Officials reported the results from 70 new questions specifically intended to match the math and language arts standards, and 30 other test questions that officials now say reflect the standards.

As predicted, students did not do well on the new section, answering only about half the standards-based questions correctly. But Eastin said most teaching was not yet tailored to the standards, largely because books and other materials only recently became available.

State officials also said several standards-based test questions at each grade level were inappropriate from a testing standpoint and would have to be replaced.

Eastin predicted that once students and teachers become familiar with the standards, scores will improve.

“We’ve got a long way to go with these standards,” Eastin said. “They’re much higher than what students are used to.”

Educators continued to be confounded by a sudden drop-off in high school reading scores. For the second consecutive year, reading scores dropped more than 10 percentage points between eighth and ninth grades.

Many educators speculated that there is a problem with the way the California scores are calculated by Harcourt, since the drop-off is so consistent across the state’s 850 high schools.

“When you look at the questions, it’s not any kind of high-level stories (that students have to analyze),” said Maribeth Smith, associate superintendent in Sunnyvale’s Fremont Union High School District. “But everybody is down, even the high achievers.”

But Harcourt’s Lenke dismissed the suggestion that the test is flawed, saying the company found a similar drop-off on other standardized tests.

Largely overlooked Wednesday was the impact the exam is expected to have on the state’s educational system.

Yearly progress expected

>From here on, schools will be expected to show annual progress toward meeting the state’s new standards. As a result, educators are predicting changes — some minor, some major — in the way students are taught certain subjects.

In math, for instance, the state is now asking schools to push algebra instruction down from the ninth grade to the eighth, which will have a ripple effect throughout the lower grades. Similar changes are expected in science education.

Some educators are not happy with the changes, arguing that certain complex subject matter is not appropriate for younger students.

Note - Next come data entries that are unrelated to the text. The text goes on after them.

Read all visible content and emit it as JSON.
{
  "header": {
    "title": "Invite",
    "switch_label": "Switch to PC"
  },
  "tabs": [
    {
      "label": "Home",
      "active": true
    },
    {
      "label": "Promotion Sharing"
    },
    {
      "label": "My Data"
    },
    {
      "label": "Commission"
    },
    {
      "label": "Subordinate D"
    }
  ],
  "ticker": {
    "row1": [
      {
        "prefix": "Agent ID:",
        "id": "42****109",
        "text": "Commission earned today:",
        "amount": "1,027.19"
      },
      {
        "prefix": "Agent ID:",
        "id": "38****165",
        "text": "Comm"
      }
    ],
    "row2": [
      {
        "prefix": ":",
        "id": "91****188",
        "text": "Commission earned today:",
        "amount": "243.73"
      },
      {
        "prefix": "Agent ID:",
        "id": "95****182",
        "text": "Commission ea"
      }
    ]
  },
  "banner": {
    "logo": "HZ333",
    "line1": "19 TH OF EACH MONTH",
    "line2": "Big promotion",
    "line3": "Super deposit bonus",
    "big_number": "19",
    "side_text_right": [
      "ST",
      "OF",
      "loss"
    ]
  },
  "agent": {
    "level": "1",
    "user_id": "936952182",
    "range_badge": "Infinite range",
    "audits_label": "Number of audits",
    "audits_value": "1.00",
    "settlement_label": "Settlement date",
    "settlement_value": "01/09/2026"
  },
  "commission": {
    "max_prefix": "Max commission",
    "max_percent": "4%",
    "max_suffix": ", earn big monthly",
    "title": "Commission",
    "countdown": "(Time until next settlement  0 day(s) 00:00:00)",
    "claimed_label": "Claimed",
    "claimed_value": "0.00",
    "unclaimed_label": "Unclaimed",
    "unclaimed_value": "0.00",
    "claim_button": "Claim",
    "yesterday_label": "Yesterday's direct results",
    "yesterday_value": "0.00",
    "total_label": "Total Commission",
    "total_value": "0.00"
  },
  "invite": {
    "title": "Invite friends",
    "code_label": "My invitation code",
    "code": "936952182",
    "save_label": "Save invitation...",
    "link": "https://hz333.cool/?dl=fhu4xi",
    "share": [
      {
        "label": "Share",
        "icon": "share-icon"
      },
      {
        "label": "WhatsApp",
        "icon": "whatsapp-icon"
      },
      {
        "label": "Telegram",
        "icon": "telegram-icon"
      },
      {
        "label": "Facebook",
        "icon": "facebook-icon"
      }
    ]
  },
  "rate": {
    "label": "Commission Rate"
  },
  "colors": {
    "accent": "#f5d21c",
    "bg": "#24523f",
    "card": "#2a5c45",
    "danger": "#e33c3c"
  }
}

But most schools are expected to make the changes anyway, rather than risk low test scores.

In fact, concern over low scores looms larger now than at any time in recent history. Under a school “accountability” plan signed by Gov. Gray Davis this year, state officials will take the test scores from 1998 and 1999 and separate out the 430 lowest-performing schools. Those schools will get extra “school improvement” money. But they will also face sanctions if they do not improve.

“If the state education establishment from governor down to the individual teachers and parents has the stomach to view this as a long-term process over the next two or three years, I think we’ll see some real improvement,” said Ralph Cohen, professor of mathematics at Stanford University and member of the California State Mathematics Framework Committee.